Le reportage du « Guardian » : la clinique fonctionnant à 235 mètres de profondeur dans la mine de sel d’Erevan
Le prestigieux quotidien britannique The Guardian a consacré un article spécial à la clinique située à 235 mètres de profondeur dans la mine de sel du district d’Avan à Erevan, l’un des rares établissements de ce type au monde. Dans ce centre opérationnel depuis l’époque soviétique, les patients souffrant de problèmes respiratoires passent environ 6 heures par jour sous terre.
L’établissement médical, appelé Centre républicain de spéléothérapie, a ouvert ses portes en 1987 sur le site d’une mine de sel gemme de 4 000 mètres carrés toujours en activité, dont les tunnels ont été aménagés en salles de soins et de repos. Les patients y descendent par un ascenseur industriel, traversant les strates de sel pour atteindre des salles éclairées artificiellement.

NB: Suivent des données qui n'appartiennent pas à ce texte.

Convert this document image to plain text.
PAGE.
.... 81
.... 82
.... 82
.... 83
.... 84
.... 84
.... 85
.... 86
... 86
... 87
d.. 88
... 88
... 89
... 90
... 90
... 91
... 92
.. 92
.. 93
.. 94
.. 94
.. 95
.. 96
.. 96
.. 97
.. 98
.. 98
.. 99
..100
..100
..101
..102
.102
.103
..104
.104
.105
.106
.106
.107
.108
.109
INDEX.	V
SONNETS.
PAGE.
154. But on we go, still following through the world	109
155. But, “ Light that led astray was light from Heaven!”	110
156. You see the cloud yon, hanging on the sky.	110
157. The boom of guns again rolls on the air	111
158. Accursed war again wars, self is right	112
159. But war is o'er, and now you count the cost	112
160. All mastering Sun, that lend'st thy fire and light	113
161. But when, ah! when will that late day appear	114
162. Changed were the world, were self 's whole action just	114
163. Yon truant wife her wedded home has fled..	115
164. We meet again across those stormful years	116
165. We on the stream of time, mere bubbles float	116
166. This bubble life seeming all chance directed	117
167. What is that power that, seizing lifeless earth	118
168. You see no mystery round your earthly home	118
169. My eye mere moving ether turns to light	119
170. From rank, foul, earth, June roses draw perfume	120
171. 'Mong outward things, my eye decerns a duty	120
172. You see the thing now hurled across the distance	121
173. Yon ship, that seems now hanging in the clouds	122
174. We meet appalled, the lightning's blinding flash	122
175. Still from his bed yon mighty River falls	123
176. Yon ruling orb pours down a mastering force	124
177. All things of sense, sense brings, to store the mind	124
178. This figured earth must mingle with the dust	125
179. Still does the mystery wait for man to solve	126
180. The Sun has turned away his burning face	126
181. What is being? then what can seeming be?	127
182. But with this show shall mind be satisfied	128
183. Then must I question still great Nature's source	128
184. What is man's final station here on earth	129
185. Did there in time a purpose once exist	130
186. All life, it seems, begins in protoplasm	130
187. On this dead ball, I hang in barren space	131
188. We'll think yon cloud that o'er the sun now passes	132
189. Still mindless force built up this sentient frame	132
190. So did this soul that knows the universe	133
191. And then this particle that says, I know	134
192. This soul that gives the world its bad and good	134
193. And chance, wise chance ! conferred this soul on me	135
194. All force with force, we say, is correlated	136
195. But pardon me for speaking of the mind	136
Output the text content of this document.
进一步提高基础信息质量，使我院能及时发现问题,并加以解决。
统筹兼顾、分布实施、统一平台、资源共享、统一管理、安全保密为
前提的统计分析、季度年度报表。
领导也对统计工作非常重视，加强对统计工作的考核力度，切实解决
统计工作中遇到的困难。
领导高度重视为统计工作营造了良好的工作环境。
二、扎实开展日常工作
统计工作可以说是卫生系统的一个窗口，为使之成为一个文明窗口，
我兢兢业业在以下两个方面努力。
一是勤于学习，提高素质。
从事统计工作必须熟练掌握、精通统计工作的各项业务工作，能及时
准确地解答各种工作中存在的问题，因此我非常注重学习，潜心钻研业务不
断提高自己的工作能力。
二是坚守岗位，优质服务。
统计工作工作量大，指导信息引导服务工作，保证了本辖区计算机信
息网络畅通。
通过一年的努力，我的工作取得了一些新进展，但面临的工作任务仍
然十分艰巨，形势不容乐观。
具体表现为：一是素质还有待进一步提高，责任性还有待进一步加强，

Le long des murs, des lits étroits placés derrière des rideaux rappellent davantage un bunker de l’époque de la Guerre froide qu’une chambre d’hôpital classique. Au cours des heures passées dans ces salles souterraines, les visiteurs se reposent, se promènent dans les tunnels, jouent au billard ou effectuent des exercices respiratoires.
Cette méthode de traitement, appelée spéléothérapie, repose sur la théorie selon laquelle l’air riche en sel et exempt d’allergènes soulage les maladies respiratoires. Le cycle de traitement complet dure 3 semaines, la première étant destinée à acclimater le corps à l’environnement souterrain.
La docteure Anoush Voskanyan, qui travaille au centre depuis 1989, a expliqué au Guardian que cette idée est née des observations des médecins soviétiques : ils avaient remarqué que les mineurs des mines de sel, bien qu’ils passent toute leur vie sous terre, souffraient infiniment moins de maladies respiratoires. Des chercheurs ont alors étudié le microclimat de ces mines, ce qui a conduit à l’ouverture de cliniques spécialisées similaires dans les pays du bloc soviétique.
La situation a changé en 2019, lorsque le gouvernement arménien a mis fin au financement public du centre, arguant que la spéléothérapie ne disposait pas de preuves scientifiques suffisantes pour bénéficier du soutien de l’État. Actuellement, les patients paient 10 000 drams (environ 26 dollars) pour chaque visite.